President Bola Tinubu approved the reform, which formally links NYSC mobilisation to compliance with the NERD policy.
By invoking Sections 2(4)(4) and 16(1)(C) of the NYSC Act, the president directed that no graduate, whether from a Nigerian or foreign institution, will be mobilised for, or exempted from NYSC without proof of depositing academic outputs in the NERD database.
The directive, contained in a circular issued by the Secretary to the Government of the Federation (SGF), Senator George Akume, will take effect from October 6.
Under the NERD framework, students are required to upload their academic outputs, including theses, dissertations, and final year projects, into the national repository.
The initiative was designed to curb certificate fraud, preserve Nigeria’s intellectual assets, and provide an independent quality assurance mechanism for higher education.
In March 2025, while issuing the Declaration of Effectiveness for NERD, Minister of Education, Dr. Tunji Alausa, had confirmed that the mandatory submission of academic outputs had become a legal requirement, citing Sections 2.3, 4.3(1), and 7.6.11(c) of the policy.
NERD spokesperson, Haula Galadima, explained that every student submission will include the names of the student, supervisor, co-supervisor (where applicable), Head of Department, and the sponsoring institution.
This, she said, would help enforce accountability and raise the quality of academic supervision.

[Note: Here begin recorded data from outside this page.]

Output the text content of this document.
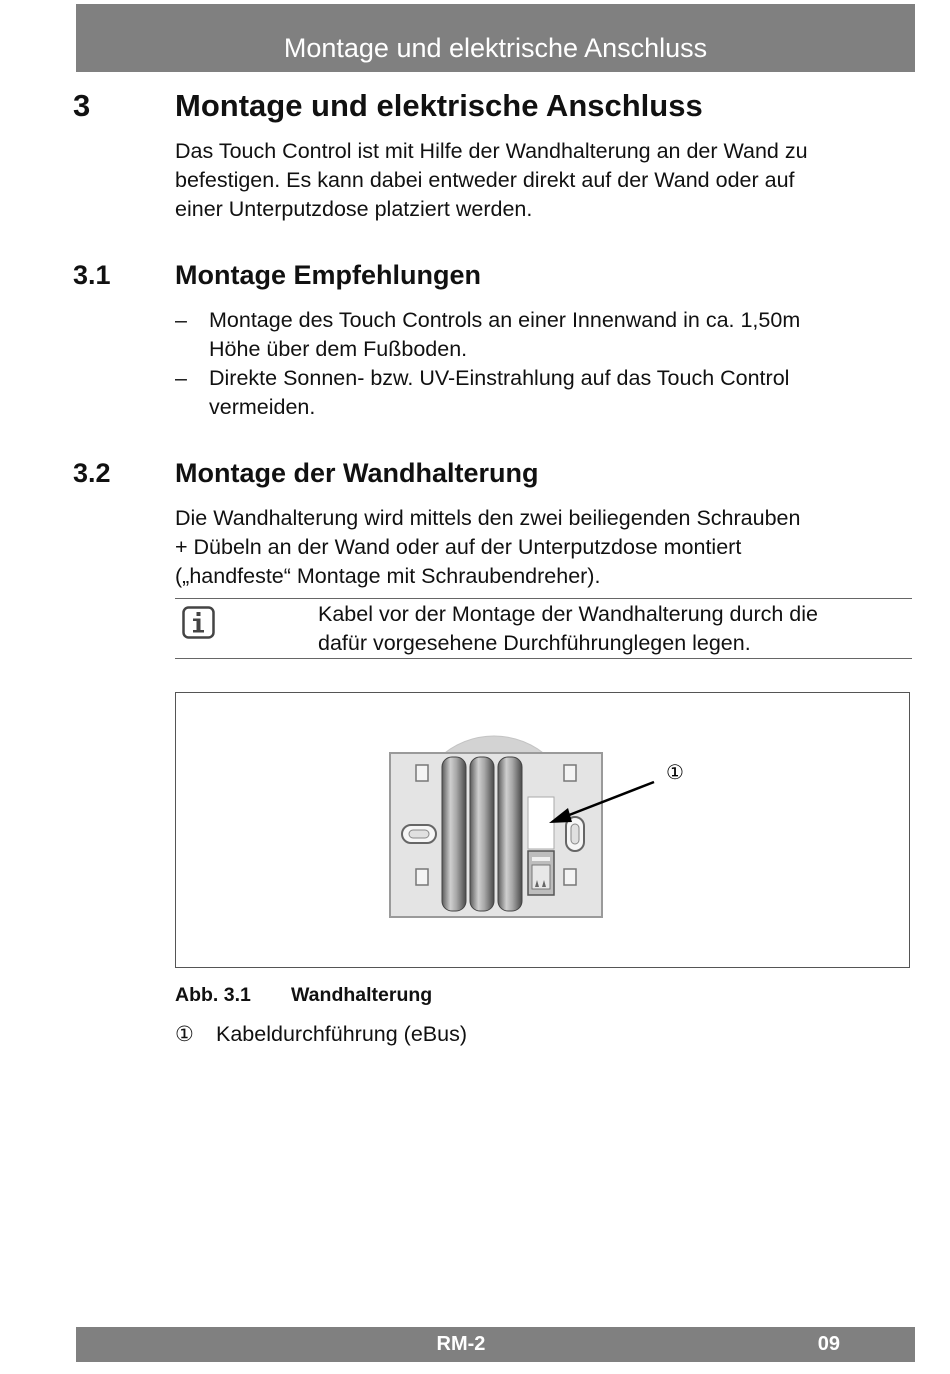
Montage und elektrische Anschluss
3	Montage und elektrische Anschluss
Das Touch Control ist mit Hilfe der Wandhalterung an der Wand zu
befestigen. Es kann dabei entweder direkt auf der Wand oder auf
einer Unterputzdose platziert werden.
3.1 Montage Empfehlungen
– Montage des Touch Controls an einer Innenwand in ca. 1,50m
Höhe über dem Fußboden.
– Direkte Sonnen- bzw. UV-Einstrahlung auf das Touch Control
vermeiden.
3.2 Montage der Wandhalterung
Die Wandhalterung wird mittels den zwei beiliegenden Schrauben
+ Dübeln an der Wand oder auf der Unterputzdose montiert
(„handfeste“ Montage mit Schraubendreher).
Kabel vor der Montage der Wandhalterung durch die
dafür vorgesehene Durchführunglegen legen.
①
Abb. 3.1 Wandhalterung
① Kabeldurchführung (eBus)
RM-2	09
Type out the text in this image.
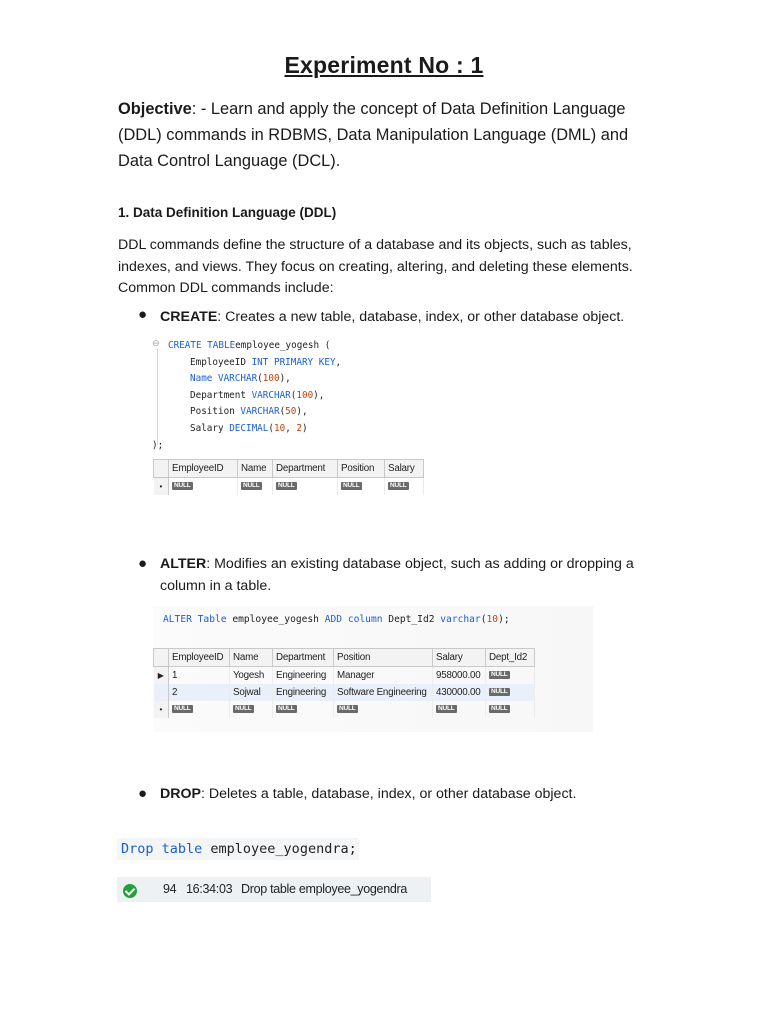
Experiment No : 1
Objective: - Learn and apply the concept of Data Definition Language (DDL) commands in RDBMS, Data Manipulation Language (DML) and Data Control Language (DCL).
1. Data Definition Language (DDL)
DDL commands define the structure of a database and its objects, such as tables, indexes, and views. They focus on creating, altering, and deleting these elements. Common DDL commands include:
● CREATE: Creates a new table, database, index, or other database object.
⊖ CREATE TABLEemployee_yogesh (
EmployeeID INT PRIMARY KEY,
Name VARCHAR(100),
Department VARCHAR(100),
Position VARCHAR(50),
Salary DECIMAL(10, 2)
);
	EmployeeID	Name	Department	Position	Salary
•	NULL	NULL	NULL	NULL	NULL
● ALTER: Modifies an existing database object, such as adding or dropping a column in a table.
ALTER Table employee_yogesh ADD column Dept_Id2 varchar(10);
	EmployeeID	Name	Department	Position	Salary	Dept_Id2
▶	1	Yogesh	Engineering	Manager	958000.00	NULL
	2	Sojwal	Engineering	Software Engineering	430000.00	NULL
•	NULL	NULL	NULL	NULL	NULL	NULL
● DROP: Deletes a table, database, index, or other database object.
Drop table employee_yogendra;
94 16:34:03 Drop table employee_yogendra
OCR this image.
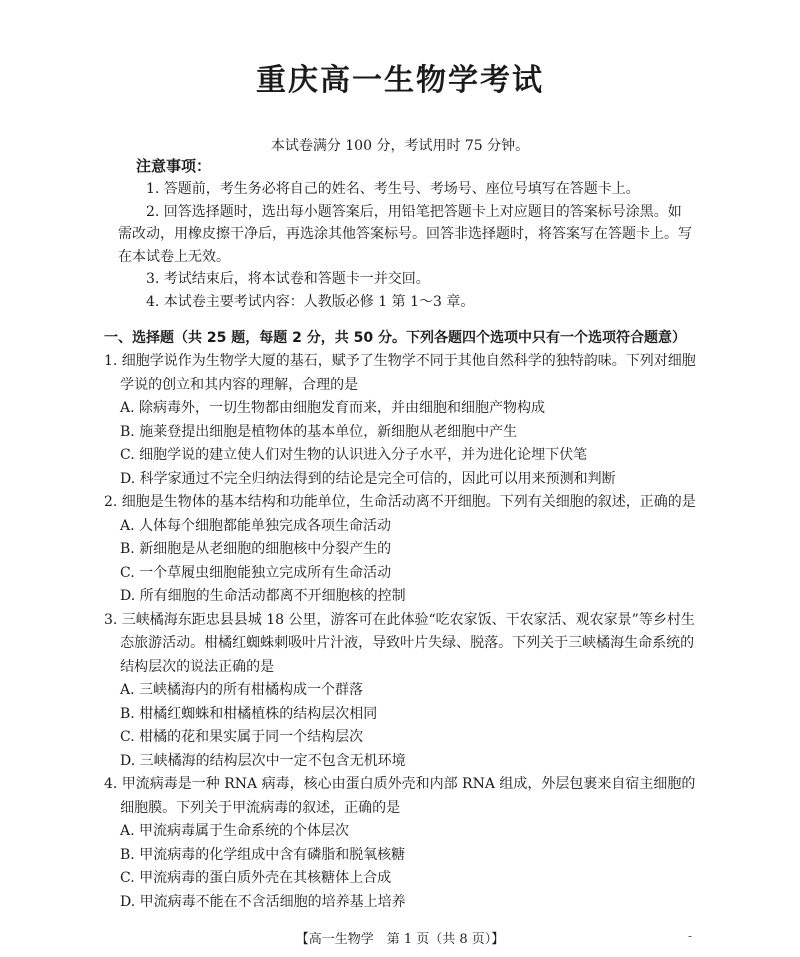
重庆高一生物学考试
本试卷满分 100 分，考试用时 75 分钟。
注意事项：

1. 答题前，考生务必将自己的姓名、考生号、考场号、座位号填写在答题卡上。

2. 回答选择题时，选出每小题答案后，用铅笔把答题卡上对应题目的答案标号涂黑。如需改动，用橡皮擦干净后，再选涂其他答案标号。回答非选择题时，将答案写在答题卡上。写在本试卷上无效。

3. 考试结束后，将本试卷和答题卡一并交回。

4. 本试卷主要考试内容：人教版必修 1 第 1～3 章。

一、选择题（共 25 题，每题 2 分，共 50 分。下列各题四个选项中只有一个选项符合题意）

1. 细胞学说作为生物学大厦的基石，赋予了生物学不同于其他自然科学的独特韵味。下列对细胞学说的创立和其内容的理解，合理的是

A. 除病毒外，一切生物都由细胞发育而来，并由细胞和细胞产物构成

B. 施莱登提出细胞是植物体的基本单位，新细胞从老细胞中产生

C. 细胞学说的建立使人们对生物的认识进入分子水平，并为进化论埋下伏笔

D. 科学家通过不完全归纳法得到的结论是完全可信的，因此可以用来预测和判断

2. 细胞是生物体的基本结构和功能单位，生命活动离不开细胞。下列有关细胞的叙述，正确的是

A. 人体每个细胞都能单独完成各项生命活动

B. 新细胞是从老细胞的细胞核中分裂产生的

C. 一个草履虫细胞能独立完成所有生命活动

D. 所有细胞的生命活动都离不开细胞核的控制

3. 三峡橘海东距忠县县城 18 公里，游客可在此体验“吃农家饭、干农家活、观农家景”等乡村生态旅游活动。柑橘红蜘蛛刺吸叶片汁液，导致叶片失绿、脱落。下列关于三峡橘海生命系统的结构层次的说法正确的是

A. 三峡橘海内的所有柑橘构成一个群落

B. 柑橘红蜘蛛和柑橘植株的结构层次相同

C. 柑橘的花和果实属于同一个结构层次

D. 三峡橘海的结构层次中一定不包含无机环境

4. 甲流病毒是一种 RNA 病毒，核心由蛋白质外壳和内部 RNA 组成，外层包裹来自宿主细胞的细胞膜。下列关于甲流病毒的叙述，正确的是

A. 甲流病毒属于生命系统的个体层次

B. 甲流病毒的化学组成中含有磷脂和脱氧核糖

C. 甲流病毒的蛋白质外壳在其核糖体上合成

D. 甲流病毒不能在不含活细胞的培养基上培养

【高一生物学　第 1 页（共 8 页）】	-
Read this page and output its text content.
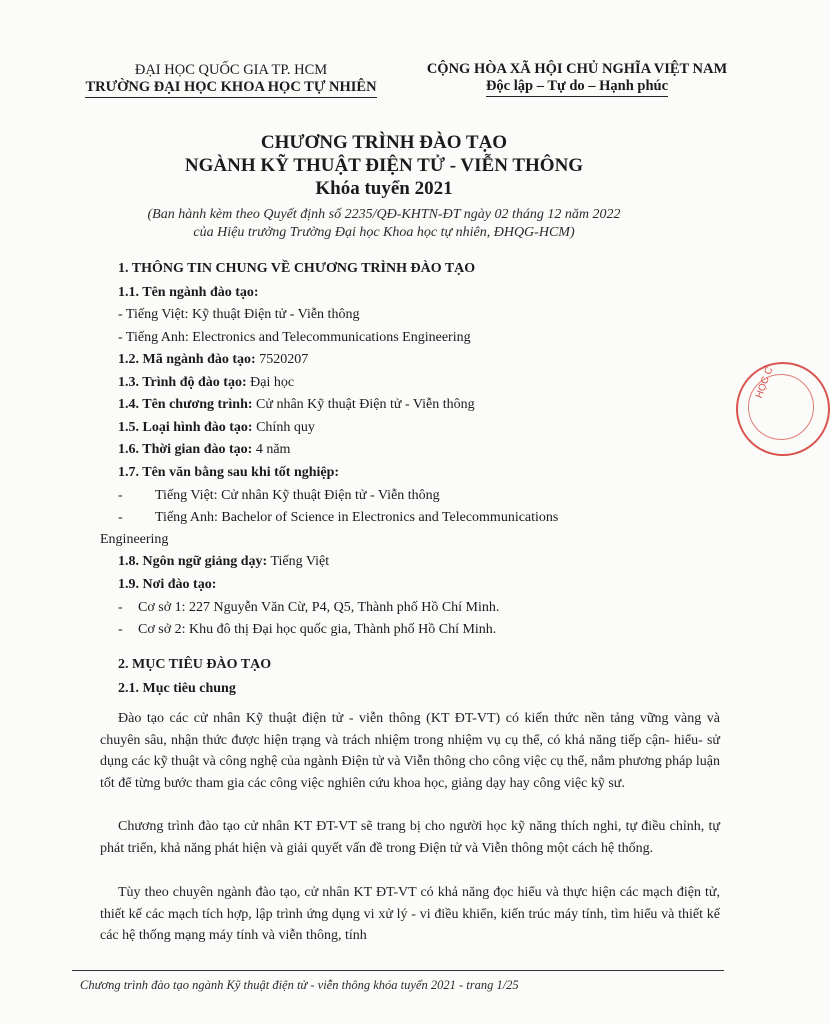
ĐẠI HỌC QUỐC GIA TP. HCM
TRƯỜNG ĐẠI HỌC KHOA HỌC TỰ NHIÊN
CỘNG HÒA XÃ HỘI CHỦ NGHĨA VIỆT NAM
Độc lập – Tự do – Hạnh phúc
CHƯƠNG TRÌNH ĐÀO TẠO
NGÀNH KỸ THUẬT ĐIỆN TỬ - VIỄN THÔNG
Khóa tuyển 2021
(Ban hành kèm theo Quyết định số 2235/QĐ-KHTN-ĐT ngày 02 tháng 12 năm 2022
của Hiệu trưởng Trường Đại học Khoa học tự nhiên, ĐHQG-HCM)
1. THÔNG TIN CHUNG VỀ CHƯƠNG TRÌNH ĐÀO TẠO
1.1. Tên ngành đào tạo:
- Tiếng Việt: Kỹ thuật Điện tử - Viễn thông
- Tiếng Anh: Electronics and Telecommunications Engineering
1.2. Mã ngành đào tạo: 7520207
1.3. Trình độ đào tạo: Đại học
1.4. Tên chương trình: Cử nhân Kỹ thuật Điện tử - Viễn thông
1.5. Loại hình đào tạo: Chính quy
1.6. Thời gian đào tạo: 4 năm
1.7. Tên văn bằng sau khi tốt nghiệp:
- Tiếng Việt: Cử nhân Kỹ thuật Điện tử - Viễn thông
- Tiếng Anh: Bachelor of Science in Electronics and Telecommunications
Engineering
1.8. Ngôn ngữ giảng dạy: Tiếng Việt
1.9. Nơi đào tạo:
- Cơ sở 1: 227 Nguyễn Văn Cừ, P4, Q5, Thành phố Hồ Chí Minh.
- Cơ sở 2: Khu đô thị Đại học quốc gia, Thành phố Hồ Chí Minh.
2. MỤC TIÊU ĐÀO TẠO
2.1. Mục tiêu chung
Đào tạo các cử nhân Kỹ thuật điện tử - viễn thông (KT ĐT-VT) có kiến thức nền tảng vững vàng và chuyên sâu, nhận thức được hiện trạng và trách nhiệm trong nhiệm vụ cụ thể, có khả năng tiếp cận- hiểu- sử dụng các kỹ thuật và công nghệ của ngành Điện tử và Viễn thông cho công việc cụ thể, nắm phương pháp luận tốt để từng bước tham gia các công việc nghiên cứu khoa học, giảng dạy hay công việc kỹ sư.
Chương trình đào tạo cử nhân KT ĐT-VT sẽ trang bị cho người học kỹ năng thích nghi, tự điều chỉnh, tự phát triển, khả năng phát hiện và giải quyết vấn đề trong Điện tử và Viễn thông một cách hệ thống.
Tùy theo chuyên ngành đào tạo, cử nhân KT ĐT-VT có khả năng đọc hiểu và thực hiện các mạch điện tử, thiết kế các mạch tích hợp, lập trình ứng dụng vi xử lý - vi điều khiển, kiến trúc máy tính, tìm hiểu và thiết kế các hệ thống mạng máy tính và viễn thông, tính
HỌC C
Chương trình đào tạo ngành Kỹ thuật điện tử - viễn thông khóa tuyển 2021 - trang 1/25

“Apart from the mandate to verify authenticity as a national flagship, the NERD digitisation programme has a clear objective – to raise the bar in the quality of academic content, output, and presentation nationwide,” Galadima noted.
“One way NERD intends to accomplish this is by strengthening supervision in higher institutions. If our eminent scholars are aware that their names will appear next to those of the students they supervise on a globally available digital platform, there is the likelihood that each lecturer would up his or her standard.
“Very few lecturers would want their names associated with poorly produced academic works. NERD is therefore poised to help each lecturer earn his ‘earned allowances’ by ensuring thorough supervision,” Galadima said.